In a recent Twitter thread, Ripple general counsel Stuart Alderoty accused the U.S. Securities and Exchange Commission of playing a “delay card.”
He urged the regulator to move the case “as swiftly as possible.”
Because after all, that's why the SEC plays the delay card and uses it to their advantage. So much for “justice delayed is justice denied.” How about publicly committing to moving the Ripple case as “swiftly” as possible with no more delays? 4/4— Stuart Alderoty (@s_alderoty) January 12, 2022
SEC Chair Gary Gensler recently used a football metaphor to highlight the enforcement of rules. He tweeted that teams would start breaking rules without fear of penalties, which would make the game unfair.
Imagine a football game w/o referees. Without fear of penalties, teams start to break rules. The game isn’t fair & maybe after a few min, it isn’t fun to watch. Without examination against & enforcement of our rules, we can’t instill the trust necessary for our markets to thrive.— Gary Gensler (@GaryGensler) January 12, 2022
Alderoty, however, criticized the SEC for using “regulation by enforcement” in order to achieve charity, claiming that it creates an uneven playing field that creates winners and losers.

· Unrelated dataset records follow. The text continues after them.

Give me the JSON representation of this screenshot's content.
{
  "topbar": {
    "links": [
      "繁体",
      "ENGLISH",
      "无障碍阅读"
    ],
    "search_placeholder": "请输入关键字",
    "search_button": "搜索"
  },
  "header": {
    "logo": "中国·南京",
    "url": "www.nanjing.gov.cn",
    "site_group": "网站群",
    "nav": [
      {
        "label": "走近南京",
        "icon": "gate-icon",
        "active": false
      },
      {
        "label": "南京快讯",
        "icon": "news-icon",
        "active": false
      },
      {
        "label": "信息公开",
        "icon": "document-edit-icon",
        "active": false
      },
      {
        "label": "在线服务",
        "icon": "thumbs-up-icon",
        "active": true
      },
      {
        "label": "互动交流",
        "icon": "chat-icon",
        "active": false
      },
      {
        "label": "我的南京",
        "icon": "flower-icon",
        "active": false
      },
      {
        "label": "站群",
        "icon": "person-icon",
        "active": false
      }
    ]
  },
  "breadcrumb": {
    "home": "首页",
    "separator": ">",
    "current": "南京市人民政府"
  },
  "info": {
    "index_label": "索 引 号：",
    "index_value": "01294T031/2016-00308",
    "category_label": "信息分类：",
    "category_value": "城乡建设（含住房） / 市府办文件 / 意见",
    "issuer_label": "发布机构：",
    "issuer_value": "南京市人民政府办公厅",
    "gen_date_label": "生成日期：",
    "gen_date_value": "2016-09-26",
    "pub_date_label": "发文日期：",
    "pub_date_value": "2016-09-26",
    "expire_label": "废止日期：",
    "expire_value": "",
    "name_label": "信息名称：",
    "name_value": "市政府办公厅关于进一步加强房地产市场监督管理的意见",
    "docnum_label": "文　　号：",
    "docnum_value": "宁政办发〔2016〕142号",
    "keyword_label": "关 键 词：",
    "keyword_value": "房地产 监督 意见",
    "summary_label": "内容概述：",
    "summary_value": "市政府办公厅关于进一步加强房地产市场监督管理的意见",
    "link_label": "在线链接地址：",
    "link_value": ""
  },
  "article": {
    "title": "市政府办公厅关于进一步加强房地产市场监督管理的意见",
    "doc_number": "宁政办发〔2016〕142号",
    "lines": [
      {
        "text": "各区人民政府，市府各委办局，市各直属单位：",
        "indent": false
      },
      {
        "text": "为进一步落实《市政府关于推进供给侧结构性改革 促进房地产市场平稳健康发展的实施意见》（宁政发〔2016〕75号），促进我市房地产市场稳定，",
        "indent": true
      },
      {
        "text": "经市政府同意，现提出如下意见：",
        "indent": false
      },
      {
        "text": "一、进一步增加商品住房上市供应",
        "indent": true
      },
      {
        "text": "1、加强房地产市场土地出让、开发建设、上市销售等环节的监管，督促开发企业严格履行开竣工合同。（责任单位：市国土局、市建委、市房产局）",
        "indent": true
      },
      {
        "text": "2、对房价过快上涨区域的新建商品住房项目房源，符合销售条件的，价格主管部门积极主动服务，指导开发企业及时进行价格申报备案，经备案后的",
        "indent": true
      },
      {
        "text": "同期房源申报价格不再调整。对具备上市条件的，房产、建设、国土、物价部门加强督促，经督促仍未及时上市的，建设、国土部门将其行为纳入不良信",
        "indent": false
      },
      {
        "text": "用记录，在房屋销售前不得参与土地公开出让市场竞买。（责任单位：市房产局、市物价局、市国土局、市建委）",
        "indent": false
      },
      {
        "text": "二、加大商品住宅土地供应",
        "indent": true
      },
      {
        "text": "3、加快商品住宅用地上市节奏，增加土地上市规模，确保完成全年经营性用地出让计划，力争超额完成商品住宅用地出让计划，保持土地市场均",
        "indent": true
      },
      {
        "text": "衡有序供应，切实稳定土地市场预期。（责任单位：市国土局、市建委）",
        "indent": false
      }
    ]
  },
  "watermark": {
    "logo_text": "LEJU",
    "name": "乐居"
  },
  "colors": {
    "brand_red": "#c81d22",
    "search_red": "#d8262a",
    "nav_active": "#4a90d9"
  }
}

Ripple CEO Brad Garlinghouse recently slammed former SEC Chairman Jay Clayton for adopting a pro-cryptocurrency after attempting to stifle the industry with the last-minute lawsuit against Ripple.
Due to worsening pandemic conditions, Ripple and the SEC recently filed a joint letter, asking Judge Sarah Netburn to postpone the expert discovery deadline until Feb. 28. Expert discovery is currently scheduled to end on Jan. 19, but the judge is widely expected to approve the request. Eight expert witnesses are yet to be deposed due to travel difficulties and “unanticipated personal matters.” The postponement is not expected to affect any other deadline in the case.
Ripple is also expecting to get a court ruling on its motion to obtain internal SEC documents, which could possibly explain why Ethereum, not XRP, was given a break by the SEC.